Distribution of grid points and contiguity
For a system needing 180x180x180 (big) points, and running with 16 MPI processes, the (uniform) distribution is:
InitMesh: MESH = 360 x 360 x 360 = 46656000
InitMesh: (bp) = 180 x 180 x 180 = 5832000
InitMesh: Mesh cutoff (required, used) = 150.000 176.881 Ry
New grid distribution [1]: sub = 2
1 1: 180 1: 45 1: 45
2 1: 180 1: 45 46: 90
3 1: 180 1: 45 91: 135
4 1: 180 1: 45 136: 180
5 1: 180 46: 90 1: 45
6 1: 180 46: 90 46: 90
7 1: 180 46: 90 91: 135
8 1: 180 46: 90 136: 180
9 1: 180 91: 135 1: 45
10 1: 180 91: 135 46: 90
11 1: 180 91: 135 91: 135
12 1: 180 91: 135 136: 180
13 1: 180 136: 180 1: 45
14 1: 180 136: 180 46: 90
15 1: 180 136: 180 91: 135
16 1: 180 136: 180 136: 180
All processes take the entire x-axis worth of points, so the distribution is based on a grid of processes in Y and Z, in this case 4x4. The grid of processes in Y and Z varies faster in Z, and not in Y... With the first 4 processes you have a slab perpendicular to Y. With (5-8) another slab, etc.

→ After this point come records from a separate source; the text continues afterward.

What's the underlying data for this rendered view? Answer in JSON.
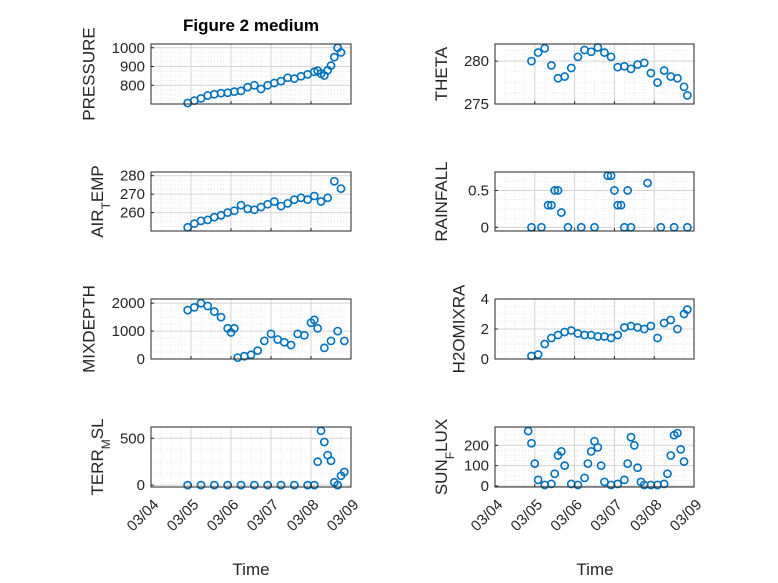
{
  "figure": {
    "title": "Figure 2 medium",
    "xlabel": "Time"
  },
  "colors": {
    "marker": "#0072BD",
    "axis": "#262626",
    "grid": "#dcdcdc"
  },
  "chart_data": [
    {
      "id": "pressure",
      "type": "scatter",
      "ylabel": "PRESSURE",
      "ylabel_sub": "",
      "ylim": [
        700,
        1020
      ],
      "yticks": [
        800,
        900,
        1000
      ],
      "xticks": [],
      "xlim": [
        "03/04",
        "03/09"
      ],
      "grid": true,
      "x": [
        "03/04 22:00",
        "03/05 02:00",
        "03/05 06:00",
        "03/05 10:00",
        "03/05 14:00",
        "03/05 18:00",
        "03/05 22:00",
        "03/06 02:00",
        "03/06 06:00",
        "03/06 10:00",
        "03/06 14:00",
        "03/06 18:00",
        "03/06 22:00",
        "03/07 02:00",
        "03/07 06:00",
        "03/07 10:00",
        "03/07 14:00",
        "03/07 18:00",
        "03/07 22:00",
        "03/08 02:00",
        "03/08 04:00",
        "03/08 06:00",
        "03/08 08:00",
        "03/08 10:00",
        "03/08 12:00",
        "03/08 14:00",
        "03/08 16:00",
        "03/08 18:00"
      ],
      "y": [
        705,
        718,
        730,
        745,
        752,
        758,
        760,
        766,
        770,
        790,
        800,
        780,
        800,
        812,
        822,
        840,
        835,
        848,
        858,
        872,
        878,
        862,
        852,
        880,
        905,
        950,
        1000,
        975
      ]
    },
    {
      "id": "theta",
      "type": "scatter",
      "ylabel": "THETA",
      "ylabel_sub": "",
      "ylim": [
        275,
        282
      ],
      "yticks": [
        275,
        280
      ],
      "xticks": [],
      "xlim": [
        "03/04",
        "03/09"
      ],
      "grid": true,
      "x": [
        "03/04 22:00",
        "03/05 02:00",
        "03/05 06:00",
        "03/05 10:00",
        "03/05 14:00",
        "03/05 18:00",
        "03/05 22:00",
        "03/06 02:00",
        "03/06 06:00",
        "03/06 10:00",
        "03/06 14:00",
        "03/06 18:00",
        "03/06 22:00",
        "03/07 02:00",
        "03/07 06:00",
        "03/07 10:00",
        "03/07 14:00",
        "03/07 18:00",
        "03/07 22:00",
        "03/08 02:00",
        "03/08 06:00",
        "03/08 10:00",
        "03/08 14:00",
        "03/08 18:00",
        "03/08 20:00"
      ],
      "y": [
        280,
        281,
        281.5,
        279.5,
        278,
        278.2,
        279.2,
        280.5,
        281.3,
        281.1,
        281.6,
        281,
        280.5,
        279.3,
        279.4,
        279.1,
        279.6,
        279.8,
        278.6,
        277.5,
        278.9,
        278.2,
        278,
        277,
        276
      ]
    },
    {
      "id": "air_temp",
      "type": "scatter",
      "ylabel": "AIR",
      "ylabel_sub": "T",
      "ylabel_tail": "EMP",
      "ylim": [
        250,
        282
      ],
      "yticks": [
        260,
        270,
        280
      ],
      "xticks": [],
      "xlim": [
        "03/04",
        "03/09"
      ],
      "grid": true,
      "x": [
        "03/04 22:00",
        "03/05 02:00",
        "03/05 06:00",
        "03/05 10:00",
        "03/05 14:00",
        "03/05 18:00",
        "03/05 22:00",
        "03/06 02:00",
        "03/06 06:00",
        "03/06 10:00",
        "03/06 14:00",
        "03/06 18:00",
        "03/06 22:00",
        "03/07 02:00",
        "03/07 06:00",
        "03/07 10:00",
        "03/07 14:00",
        "03/07 18:00",
        "03/07 22:00",
        "03/08 02:00",
        "03/08 06:00",
        "03/08 10:00",
        "03/08 14:00",
        "03/08 18:00"
      ],
      "y": [
        252,
        254,
        255.5,
        256,
        257.5,
        258.5,
        260,
        261,
        264,
        262,
        261.5,
        263,
        264.5,
        266,
        263.5,
        265,
        267,
        268,
        267,
        269,
        266,
        268,
        277,
        273
      ]
    },
    {
      "id": "rainfall",
      "type": "scatter",
      "ylabel": "RAINFALL",
      "ylabel_sub": "",
      "ylim": [
        -0.05,
        0.75
      ],
      "yticks": [
        0,
        0.5
      ],
      "xticks": [],
      "xlim": [
        "03/04",
        "03/09"
      ],
      "grid": true,
      "x": [
        "03/04 22:00",
        "03/05 04:00",
        "03/05 08:00",
        "03/05 10:00",
        "03/05 12:00",
        "03/05 14:00",
        "03/05 16:00",
        "03/05 20:00",
        "03/06 04:00",
        "03/06 12:00",
        "03/06 20:00",
        "03/06 22:00",
        "03/07 00:00",
        "03/07 02:00",
        "03/07 04:00",
        "03/07 06:00",
        "03/07 08:00",
        "03/07 10:00",
        "03/07 20:00",
        "03/08 04:00",
        "03/08 12:00",
        "03/08 20:00"
      ],
      "y": [
        0,
        0,
        0.3,
        0.3,
        0.5,
        0.5,
        0.2,
        0,
        0,
        0,
        0.7,
        0.7,
        0.5,
        0.3,
        0.3,
        0,
        0.5,
        0,
        0.6,
        0,
        0,
        0
      ]
    },
    {
      "id": "mixdepth",
      "type": "scatter",
      "ylabel": "MIXDEPTH",
      "ylabel_sub": "",
      "ylim": [
        0,
        2150
      ],
      "yticks": [
        0,
        1000,
        2000
      ],
      "xticks": [],
      "xlim": [
        "03/04",
        "03/09"
      ],
      "grid": true,
      "x": [
        "03/04 22:00",
        "03/05 02:00",
        "03/05 06:00",
        "03/05 10:00",
        "03/05 14:00",
        "03/05 18:00",
        "03/05 22:00",
        "03/06 00:00",
        "03/06 02:00",
        "03/06 04:00",
        "03/06 08:00",
        "03/06 12:00",
        "03/06 16:00",
        "03/06 20:00",
        "03/07 00:00",
        "03/07 04:00",
        "03/07 08:00",
        "03/07 12:00",
        "03/07 16:00",
        "03/07 20:00",
        "03/08 00:00",
        "03/08 02:00",
        "03/08 04:00",
        "03/08 08:00",
        "03/08 12:00",
        "03/08 16:00",
        "03/08 20:00"
      ],
      "y": [
        1750,
        1850,
        2000,
        1900,
        1700,
        1500,
        1100,
        950,
        1100,
        50,
        100,
        150,
        300,
        650,
        900,
        700,
        600,
        500,
        900,
        850,
        1300,
        1400,
        1100,
        400,
        650,
        1000,
        650
      ]
    },
    {
      "id": "h2omixra",
      "type": "scatter",
      "ylabel": "H2OMIXRA",
      "ylabel_sub": "",
      "ylim": [
        0,
        4
      ],
      "yticks": [
        0,
        2,
        4
      ],
      "xticks": [],
      "xlim": [
        "03/04",
        "03/09"
      ],
      "grid": true,
      "x": [
        "03/04 22:00",
        "03/05 02:00",
        "03/05 06:00",
        "03/05 10:00",
        "03/05 14:00",
        "03/05 18:00",
        "03/05 22:00",
        "03/06 02:00",
        "03/06 06:00",
        "03/06 10:00",
        "03/06 14:00",
        "03/06 18:00",
        "03/06 22:00",
        "03/07 02:00",
        "03/07 06:00",
        "03/07 10:00",
        "03/07 14:00",
        "03/07 18:00",
        "03/07 22:00",
        "03/08 02:00",
        "03/08 06:00",
        "03/08 10:00",
        "03/08 14:00",
        "03/08 18:00",
        "03/08 20:00"
      ],
      "y": [
        0.2,
        0.3,
        1.0,
        1.4,
        1.6,
        1.8,
        1.9,
        1.7,
        1.6,
        1.6,
        1.5,
        1.5,
        1.4,
        1.6,
        2.1,
        2.2,
        2.1,
        2.0,
        2.2,
        1.4,
        2.4,
        2.6,
        2.0,
        3.0,
        3.3
      ]
    },
    {
      "id": "terr_msl",
      "type": "scatter",
      "ylabel": "TERR",
      "ylabel_sub": "M",
      "ylabel_tail": "SL",
      "ylim": [
        -20,
        620
      ],
      "yticks": [
        0,
        500
      ],
      "xticks": [
        "03/04",
        "03/05",
        "03/06",
        "03/07",
        "03/08",
        "03/09"
      ],
      "xlim": [
        "03/04",
        "03/09"
      ],
      "grid": true,
      "x": [
        "03/04 22:00",
        "03/05 06:00",
        "03/05 14:00",
        "03/05 22:00",
        "03/06 06:00",
        "03/06 14:00",
        "03/06 22:00",
        "03/07 06:00",
        "03/07 14:00",
        "03/07 22:00",
        "03/08 02:00",
        "03/08 04:00",
        "03/08 06:00",
        "03/08 08:00",
        "03/08 10:00",
        "03/08 12:00",
        "03/08 14:00",
        "03/08 16:00",
        "03/08 18:00",
        "03/08 20:00"
      ],
      "y": [
        0,
        0,
        0,
        0,
        0,
        0,
        0,
        0,
        0,
        0,
        0,
        250,
        580,
        460,
        320,
        260,
        30,
        0,
        100,
        140
      ]
    },
    {
      "id": "sun_flux",
      "type": "scatter",
      "ylabel": "SUN",
      "ylabel_sub": "F",
      "ylabel_tail": "LUX",
      "ylim": [
        -5,
        290
      ],
      "yticks": [
        0,
        100,
        200
      ],
      "xticks": [
        "03/04",
        "03/05",
        "03/06",
        "03/07",
        "03/08",
        "03/09"
      ],
      "xlim": [
        "03/04",
        "03/09"
      ],
      "grid": true,
      "x": [
        "03/04 20:00",
        "03/04 22:00",
        "03/05 00:00",
        "03/05 02:00",
        "03/05 06:00",
        "03/05 10:00",
        "03/05 12:00",
        "03/05 14:00",
        "03/05 16:00",
        "03/05 18:00",
        "03/05 22:00",
        "03/06 02:00",
        "03/06 06:00",
        "03/06 08:00",
        "03/06 10:00",
        "03/06 12:00",
        "03/06 14:00",
        "03/06 16:00",
        "03/06 18:00",
        "03/06 22:00",
        "03/07 02:00",
        "03/07 06:00",
        "03/07 08:00",
        "03/07 10:00",
        "03/07 12:00",
        "03/07 14:00",
        "03/07 16:00",
        "03/07 18:00",
        "03/07 22:00",
        "03/08 02:00",
        "03/08 06:00",
        "03/08 08:00",
        "03/08 10:00",
        "03/08 12:00",
        "03/08 14:00",
        "03/08 16:00",
        "03/08 18:00"
      ],
      "y": [
        270,
        210,
        110,
        30,
        5,
        10,
        60,
        150,
        170,
        100,
        10,
        5,
        40,
        110,
        170,
        220,
        190,
        100,
        20,
        5,
        10,
        30,
        110,
        240,
        200,
        90,
        20,
        5,
        5,
        5,
        10,
        60,
        150,
        250,
        260,
        180,
        120
      ]
    }
  ]
}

Now imagine that you need to group the data by process groups (say, those in a node). Assume for example that you need to create 8-process groups. In this case you would have for (P1-P8): (1:180,1:90,1:180), which is non-contiguous.
If the process grid varied faster in Y, you would have (1:180,1:180,1:90), which is contiguous.
Some of the ideas for optimization of IO by @rgrima involve a node-based grouping. It would be more convenient to use the "contiguous" alternative for the YZ grid. Is there any other reason to prefer the current scheme?